The need was demonstrated by a survey of 100 clients in March. Ninety-six said they shared needles and 35 reported using the same syringe more than 20 times. One addict exchanged a syringe that had dangled from his belt on a key chain. Others turned in syringes used so often that the gauge marks had worn off and been replaced with notches to determine how much heroin to load in. One in five used tap water to wash needles and syringes before the next use and half did not know they could be infected by a needle.
The number of drug-related AIDS cases is surprisingly low. When the police announced two weeks ago that a heroin user who had been jailed had tested positive for AIDS, it was the first publicized case of a drug user contracting the disease in Bishkek, a city of about 650,000 residents, though experts say there are several others.
In addition, a study by the United Nations and the Soros Foundation found that between 11 percent and 18 percent of intravenous drug users in Bishkek are infected with H.I.V. and between 32 percent and 49 percent in Osh, where there are fewer education programs.
The news of the first drug-related AIDS case sent a chill through the drug-addict population. Two dozen friends of the jailed addict showed up the next day at Dr. Batma's two offices, asking for blood tests.
Among them were Sveta, Aleksandr and Yuri. All three are longtime drug users who switched from opium to heroin within the last three years. They agreed to be interviewed and photographed in Aleksandr's apartment as long as their last names were not used.

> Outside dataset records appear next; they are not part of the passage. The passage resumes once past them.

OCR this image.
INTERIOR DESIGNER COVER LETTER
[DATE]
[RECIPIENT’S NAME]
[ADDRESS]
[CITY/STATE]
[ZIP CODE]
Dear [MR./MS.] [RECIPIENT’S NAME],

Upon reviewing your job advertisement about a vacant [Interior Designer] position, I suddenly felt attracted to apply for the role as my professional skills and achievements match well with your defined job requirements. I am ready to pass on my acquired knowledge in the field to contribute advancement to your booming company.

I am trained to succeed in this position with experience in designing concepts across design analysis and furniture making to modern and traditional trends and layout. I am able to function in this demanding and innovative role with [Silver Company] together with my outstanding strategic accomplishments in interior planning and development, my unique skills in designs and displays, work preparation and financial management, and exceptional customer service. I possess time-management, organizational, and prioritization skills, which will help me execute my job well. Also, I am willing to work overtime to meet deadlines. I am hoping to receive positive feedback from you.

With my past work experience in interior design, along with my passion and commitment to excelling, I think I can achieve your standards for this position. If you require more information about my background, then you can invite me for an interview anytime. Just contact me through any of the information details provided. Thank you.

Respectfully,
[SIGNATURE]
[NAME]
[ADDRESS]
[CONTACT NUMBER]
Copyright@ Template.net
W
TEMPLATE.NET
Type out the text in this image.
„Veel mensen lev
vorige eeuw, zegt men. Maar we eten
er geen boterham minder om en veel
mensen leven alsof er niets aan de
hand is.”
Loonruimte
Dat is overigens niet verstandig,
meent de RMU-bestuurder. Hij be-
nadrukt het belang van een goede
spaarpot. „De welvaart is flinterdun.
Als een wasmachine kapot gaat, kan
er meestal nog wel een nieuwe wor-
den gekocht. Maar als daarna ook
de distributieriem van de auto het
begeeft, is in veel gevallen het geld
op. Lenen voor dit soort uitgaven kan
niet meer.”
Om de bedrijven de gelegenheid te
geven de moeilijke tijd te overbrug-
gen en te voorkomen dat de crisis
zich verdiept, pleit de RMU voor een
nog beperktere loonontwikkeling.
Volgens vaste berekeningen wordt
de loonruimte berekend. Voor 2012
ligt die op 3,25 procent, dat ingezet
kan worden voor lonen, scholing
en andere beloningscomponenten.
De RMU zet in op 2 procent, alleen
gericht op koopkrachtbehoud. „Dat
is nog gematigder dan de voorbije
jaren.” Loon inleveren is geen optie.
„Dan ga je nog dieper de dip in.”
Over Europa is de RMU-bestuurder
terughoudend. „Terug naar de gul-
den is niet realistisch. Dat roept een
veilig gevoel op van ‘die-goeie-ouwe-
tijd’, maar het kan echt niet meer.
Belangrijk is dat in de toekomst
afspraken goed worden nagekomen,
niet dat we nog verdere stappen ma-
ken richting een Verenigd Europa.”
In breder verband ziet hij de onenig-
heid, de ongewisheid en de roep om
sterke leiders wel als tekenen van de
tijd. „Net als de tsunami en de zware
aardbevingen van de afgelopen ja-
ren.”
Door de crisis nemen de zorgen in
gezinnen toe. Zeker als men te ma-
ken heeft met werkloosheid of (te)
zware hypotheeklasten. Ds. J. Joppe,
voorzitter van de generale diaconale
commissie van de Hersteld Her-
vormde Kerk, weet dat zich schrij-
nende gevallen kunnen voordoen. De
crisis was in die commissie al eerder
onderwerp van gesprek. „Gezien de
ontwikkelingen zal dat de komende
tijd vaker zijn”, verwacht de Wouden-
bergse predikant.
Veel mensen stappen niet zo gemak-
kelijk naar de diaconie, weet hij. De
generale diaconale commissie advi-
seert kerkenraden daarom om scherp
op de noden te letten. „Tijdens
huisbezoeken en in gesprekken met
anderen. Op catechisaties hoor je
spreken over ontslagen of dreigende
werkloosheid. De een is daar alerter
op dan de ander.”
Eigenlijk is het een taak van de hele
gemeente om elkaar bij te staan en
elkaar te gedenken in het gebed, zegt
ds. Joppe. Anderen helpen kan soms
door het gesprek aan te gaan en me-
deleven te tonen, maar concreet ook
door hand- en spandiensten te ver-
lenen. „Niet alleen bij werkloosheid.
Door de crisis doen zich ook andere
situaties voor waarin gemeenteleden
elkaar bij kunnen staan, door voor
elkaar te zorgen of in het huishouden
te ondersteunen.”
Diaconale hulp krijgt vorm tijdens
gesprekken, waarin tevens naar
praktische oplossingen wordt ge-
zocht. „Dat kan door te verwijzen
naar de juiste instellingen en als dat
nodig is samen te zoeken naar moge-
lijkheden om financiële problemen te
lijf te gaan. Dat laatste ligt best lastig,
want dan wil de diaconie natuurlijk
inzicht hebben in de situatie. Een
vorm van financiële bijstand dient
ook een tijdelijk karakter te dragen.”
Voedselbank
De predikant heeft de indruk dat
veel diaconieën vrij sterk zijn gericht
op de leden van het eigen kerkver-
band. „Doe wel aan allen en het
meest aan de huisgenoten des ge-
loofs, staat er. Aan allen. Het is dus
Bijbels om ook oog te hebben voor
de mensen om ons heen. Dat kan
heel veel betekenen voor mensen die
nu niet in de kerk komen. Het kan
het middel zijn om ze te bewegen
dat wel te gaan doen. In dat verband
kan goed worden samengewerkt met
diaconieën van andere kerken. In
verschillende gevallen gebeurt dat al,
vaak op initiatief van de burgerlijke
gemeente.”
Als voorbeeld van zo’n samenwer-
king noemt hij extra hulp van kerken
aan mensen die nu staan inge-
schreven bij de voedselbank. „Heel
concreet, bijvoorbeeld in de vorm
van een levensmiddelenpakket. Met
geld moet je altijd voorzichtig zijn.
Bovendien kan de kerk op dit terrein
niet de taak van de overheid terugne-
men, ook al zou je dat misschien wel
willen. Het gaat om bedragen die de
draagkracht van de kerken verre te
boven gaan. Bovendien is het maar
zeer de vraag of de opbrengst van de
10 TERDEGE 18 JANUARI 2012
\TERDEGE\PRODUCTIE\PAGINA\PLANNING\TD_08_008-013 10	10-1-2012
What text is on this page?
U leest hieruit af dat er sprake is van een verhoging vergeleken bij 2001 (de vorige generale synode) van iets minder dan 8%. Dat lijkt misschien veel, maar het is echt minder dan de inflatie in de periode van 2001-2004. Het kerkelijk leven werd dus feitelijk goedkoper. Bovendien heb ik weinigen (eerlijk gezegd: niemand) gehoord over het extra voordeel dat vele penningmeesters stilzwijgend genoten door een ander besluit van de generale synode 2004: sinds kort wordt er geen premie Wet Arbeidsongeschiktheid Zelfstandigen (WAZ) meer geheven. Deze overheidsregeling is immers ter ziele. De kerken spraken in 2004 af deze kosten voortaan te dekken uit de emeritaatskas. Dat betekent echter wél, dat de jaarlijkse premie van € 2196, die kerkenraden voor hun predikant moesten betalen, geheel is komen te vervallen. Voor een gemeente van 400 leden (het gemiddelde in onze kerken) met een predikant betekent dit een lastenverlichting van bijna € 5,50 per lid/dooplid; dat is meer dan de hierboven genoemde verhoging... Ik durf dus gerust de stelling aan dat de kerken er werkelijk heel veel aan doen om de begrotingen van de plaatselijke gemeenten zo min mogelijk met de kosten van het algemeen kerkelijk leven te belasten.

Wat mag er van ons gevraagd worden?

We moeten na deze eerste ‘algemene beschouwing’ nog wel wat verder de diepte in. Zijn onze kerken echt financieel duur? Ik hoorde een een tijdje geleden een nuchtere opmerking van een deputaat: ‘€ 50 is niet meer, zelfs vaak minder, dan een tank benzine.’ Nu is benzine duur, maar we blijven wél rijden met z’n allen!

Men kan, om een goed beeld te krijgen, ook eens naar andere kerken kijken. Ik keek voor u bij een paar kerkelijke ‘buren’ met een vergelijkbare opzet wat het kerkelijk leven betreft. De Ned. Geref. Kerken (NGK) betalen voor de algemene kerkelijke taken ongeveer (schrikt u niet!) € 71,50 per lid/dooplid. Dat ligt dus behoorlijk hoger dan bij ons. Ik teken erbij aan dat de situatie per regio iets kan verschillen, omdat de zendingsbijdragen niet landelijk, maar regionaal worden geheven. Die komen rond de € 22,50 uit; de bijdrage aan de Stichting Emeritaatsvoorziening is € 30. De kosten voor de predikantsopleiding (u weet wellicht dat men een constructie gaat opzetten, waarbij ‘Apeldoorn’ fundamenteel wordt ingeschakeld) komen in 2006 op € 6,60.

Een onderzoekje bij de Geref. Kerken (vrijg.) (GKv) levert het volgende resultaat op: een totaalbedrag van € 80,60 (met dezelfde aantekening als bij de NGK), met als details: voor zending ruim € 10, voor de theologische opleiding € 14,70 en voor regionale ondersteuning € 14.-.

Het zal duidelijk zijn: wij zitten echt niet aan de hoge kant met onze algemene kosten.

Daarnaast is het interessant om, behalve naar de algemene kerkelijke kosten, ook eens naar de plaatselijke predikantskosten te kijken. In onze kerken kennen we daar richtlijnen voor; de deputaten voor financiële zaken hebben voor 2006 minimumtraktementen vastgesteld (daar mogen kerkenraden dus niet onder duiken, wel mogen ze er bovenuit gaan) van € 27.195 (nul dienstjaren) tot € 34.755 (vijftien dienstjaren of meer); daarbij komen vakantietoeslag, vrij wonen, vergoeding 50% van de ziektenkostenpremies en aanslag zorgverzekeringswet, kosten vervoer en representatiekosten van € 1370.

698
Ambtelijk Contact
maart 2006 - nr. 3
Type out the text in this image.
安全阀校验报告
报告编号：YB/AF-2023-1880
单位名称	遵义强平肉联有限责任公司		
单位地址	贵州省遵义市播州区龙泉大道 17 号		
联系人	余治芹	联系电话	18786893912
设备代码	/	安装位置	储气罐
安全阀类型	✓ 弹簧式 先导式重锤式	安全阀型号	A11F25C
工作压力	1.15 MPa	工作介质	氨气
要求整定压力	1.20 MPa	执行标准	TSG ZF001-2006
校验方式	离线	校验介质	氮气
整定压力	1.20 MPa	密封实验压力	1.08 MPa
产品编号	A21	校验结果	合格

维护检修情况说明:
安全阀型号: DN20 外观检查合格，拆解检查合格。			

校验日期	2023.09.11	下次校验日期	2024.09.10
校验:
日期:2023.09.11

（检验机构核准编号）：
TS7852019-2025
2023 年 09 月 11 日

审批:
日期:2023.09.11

The apartment was on the second floor of a rundown building on the outskirts of Bishkek. Inside the paint was peeling and plumbing was exposed, but Aleksandr's wife, Olga, does not use drugs and tries to keep the place neat and clean for the sake of their two children.
Sveta, 35, said she started using drugs when she was 17. She said she stopped four times while using opium, once for three months. But she cannot stop using heroin.
"We are scared to quit because we know that this withdrawal is waiting for us," she said, gesturing to her friends, too. "I would like to quit. I'm trying to reduce my use."
Aleksandr, who once made a good living as a driver despite his opium habit, has been unable to work since becoming addicted to heroin three years ago. He said he wants desperately to quit and emigrate to Germany with his family to start a new life, but he cannot leave his heroin.
Despite the expressed desires to quit, the apartment crackled with anticipation as drug paraphernalia and a foil-wrapped packet of heroin are pulled out. They mixed the heroin in a plastic cup with boiled water and a powdered antihistamine that enhances the effect, and drew it equally into three syringes.
Aleksandr's 14-year-old daughter lingered in the hallway, ignoring the all-too-common scene. The two bottles into which Sveta deposits the used needles and syringes sat beside a bag filled with 30 or more new replacements.
Back at the clinic, Dr. Batma said exchanging needles is not enough. Heroin cannot be overcome without an extensive rehabilitation program. But there are none in Kyrgyzstan, where half the population lives below the poverty line and the national annual budget is only $300 million.